The renminbi’s move against the yen, however, has been far more remarkable.
While the yen is within the range of recent experience at around 118 to the dollar, the renminbi has surged to its strongest against the Japanese currency since late 1993. Rabobank’s Michael Every, head of Asia Pacific financial markets research, says that the 35% surge since January 2013 is hardly a gradual shift, even accounting for rapid economic development in China. Adjusted for inflation, the renminbi is trading even higher, despite the recent sales tax-related spike in Japanese inflation.
The question remains as to what China will do as the yen continues spiralling downwards. The PBoC surprised many in the market to cut one-year benchmark lending rates on November 21. However, not everyone believes this is due to concerns over the currency, since FX is managed more directly through the daily fix and rate cuts are unlikely to affect the renminbi significantly. However, some analysts say that the PBoC’s rate cut reduces the relative attractiveness of the renminbi and makes it riskier to hold.
Gavekal’s Poon says that it is diplomatically more difficult for a country with a large trade surplus, such as China, to follow Japan’s depreciation path, noting that significant renminbi depreciation could trigger large capital outflows at a time when the financial system is still fragile and marginal gains in export competitiveness small relative to the threat of domestic financial instability. From a longer-term perspective, a strong and stable unit is vital in China’s currency internationalisation.
Nevertheless, the weaker the yen, the greater the pressure on China to follow suit as its major Asian export markets allow their own currencies to depreciate. Also, if confronted with potentially dangerous capital inflows, Beijing may well decide, as it did in the first quarter of 2014, that a greater degree of downside volatility is needed to restore the market’s equilibrium, says Poon.

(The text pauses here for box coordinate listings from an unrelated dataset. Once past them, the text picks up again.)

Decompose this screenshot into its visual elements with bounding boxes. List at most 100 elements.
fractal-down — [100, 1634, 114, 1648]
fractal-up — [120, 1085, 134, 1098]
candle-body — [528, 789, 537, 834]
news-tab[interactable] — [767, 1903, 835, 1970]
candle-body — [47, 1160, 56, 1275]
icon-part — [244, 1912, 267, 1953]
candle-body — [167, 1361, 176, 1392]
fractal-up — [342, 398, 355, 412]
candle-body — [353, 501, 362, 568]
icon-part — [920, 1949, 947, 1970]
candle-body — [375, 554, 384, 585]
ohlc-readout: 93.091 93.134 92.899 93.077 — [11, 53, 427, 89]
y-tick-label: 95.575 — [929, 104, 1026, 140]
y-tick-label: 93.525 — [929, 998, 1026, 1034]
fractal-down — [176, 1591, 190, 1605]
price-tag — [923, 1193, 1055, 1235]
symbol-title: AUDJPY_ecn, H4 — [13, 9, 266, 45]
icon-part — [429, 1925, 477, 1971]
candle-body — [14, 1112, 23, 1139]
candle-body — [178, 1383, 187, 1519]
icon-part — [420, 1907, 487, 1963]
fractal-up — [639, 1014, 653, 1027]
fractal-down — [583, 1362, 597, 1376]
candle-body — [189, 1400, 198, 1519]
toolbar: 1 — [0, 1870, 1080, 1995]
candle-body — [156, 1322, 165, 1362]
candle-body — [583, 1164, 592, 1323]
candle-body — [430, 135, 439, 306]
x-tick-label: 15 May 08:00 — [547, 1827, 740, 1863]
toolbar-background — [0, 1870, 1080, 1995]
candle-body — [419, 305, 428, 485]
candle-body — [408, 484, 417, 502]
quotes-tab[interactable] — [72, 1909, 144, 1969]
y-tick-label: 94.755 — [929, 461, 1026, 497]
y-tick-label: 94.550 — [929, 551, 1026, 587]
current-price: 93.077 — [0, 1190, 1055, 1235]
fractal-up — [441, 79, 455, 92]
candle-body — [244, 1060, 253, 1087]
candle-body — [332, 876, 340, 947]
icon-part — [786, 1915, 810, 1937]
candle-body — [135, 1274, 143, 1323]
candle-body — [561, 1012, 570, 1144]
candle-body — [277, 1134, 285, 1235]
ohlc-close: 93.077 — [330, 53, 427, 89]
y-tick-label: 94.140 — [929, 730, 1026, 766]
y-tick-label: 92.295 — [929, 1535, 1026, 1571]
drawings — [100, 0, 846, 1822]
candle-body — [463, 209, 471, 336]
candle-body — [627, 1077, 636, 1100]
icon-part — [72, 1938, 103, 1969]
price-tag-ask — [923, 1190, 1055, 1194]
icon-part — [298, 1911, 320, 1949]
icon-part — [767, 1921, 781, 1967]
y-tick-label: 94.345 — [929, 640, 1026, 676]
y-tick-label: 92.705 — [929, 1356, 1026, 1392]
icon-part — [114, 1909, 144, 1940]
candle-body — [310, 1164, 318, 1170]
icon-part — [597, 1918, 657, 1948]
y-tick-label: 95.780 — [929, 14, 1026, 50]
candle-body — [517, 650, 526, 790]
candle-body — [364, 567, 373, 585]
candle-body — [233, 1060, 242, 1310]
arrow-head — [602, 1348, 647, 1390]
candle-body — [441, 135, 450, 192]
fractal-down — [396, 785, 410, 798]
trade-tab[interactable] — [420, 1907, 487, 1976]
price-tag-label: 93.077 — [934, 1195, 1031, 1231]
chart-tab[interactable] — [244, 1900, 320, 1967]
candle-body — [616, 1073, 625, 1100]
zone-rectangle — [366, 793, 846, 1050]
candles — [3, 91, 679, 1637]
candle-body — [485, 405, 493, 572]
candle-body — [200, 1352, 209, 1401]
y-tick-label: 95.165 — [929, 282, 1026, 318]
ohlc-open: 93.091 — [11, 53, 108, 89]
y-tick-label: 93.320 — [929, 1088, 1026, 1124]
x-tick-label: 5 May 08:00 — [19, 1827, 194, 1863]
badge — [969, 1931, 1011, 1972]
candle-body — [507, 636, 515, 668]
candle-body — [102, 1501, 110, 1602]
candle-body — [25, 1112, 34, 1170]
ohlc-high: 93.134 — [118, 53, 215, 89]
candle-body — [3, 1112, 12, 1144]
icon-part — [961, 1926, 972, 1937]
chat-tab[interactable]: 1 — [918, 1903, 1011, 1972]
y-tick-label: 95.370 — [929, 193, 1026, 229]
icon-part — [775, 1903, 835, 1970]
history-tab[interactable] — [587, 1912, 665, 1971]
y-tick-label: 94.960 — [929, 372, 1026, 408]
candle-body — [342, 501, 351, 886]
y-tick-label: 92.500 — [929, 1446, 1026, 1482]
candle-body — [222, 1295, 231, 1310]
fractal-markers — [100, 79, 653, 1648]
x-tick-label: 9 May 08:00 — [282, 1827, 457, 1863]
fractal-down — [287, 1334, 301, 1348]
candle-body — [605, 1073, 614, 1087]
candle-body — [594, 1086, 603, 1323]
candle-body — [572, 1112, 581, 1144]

Rabobank’s Every has joined those warning there may be another PBoC-inspired sell-off, possibly as soon as in the first quarter of 2015. The last thing a heavily indebted country needs is to exacerbate deflationary pressures and Every sees the renminbi drifting to 6.40 against the dollar in mid-2015 before moving back towards 6.25. For Every, the PBoC may not have started this FX war, but it seems unlikely that it will be the one to lose it.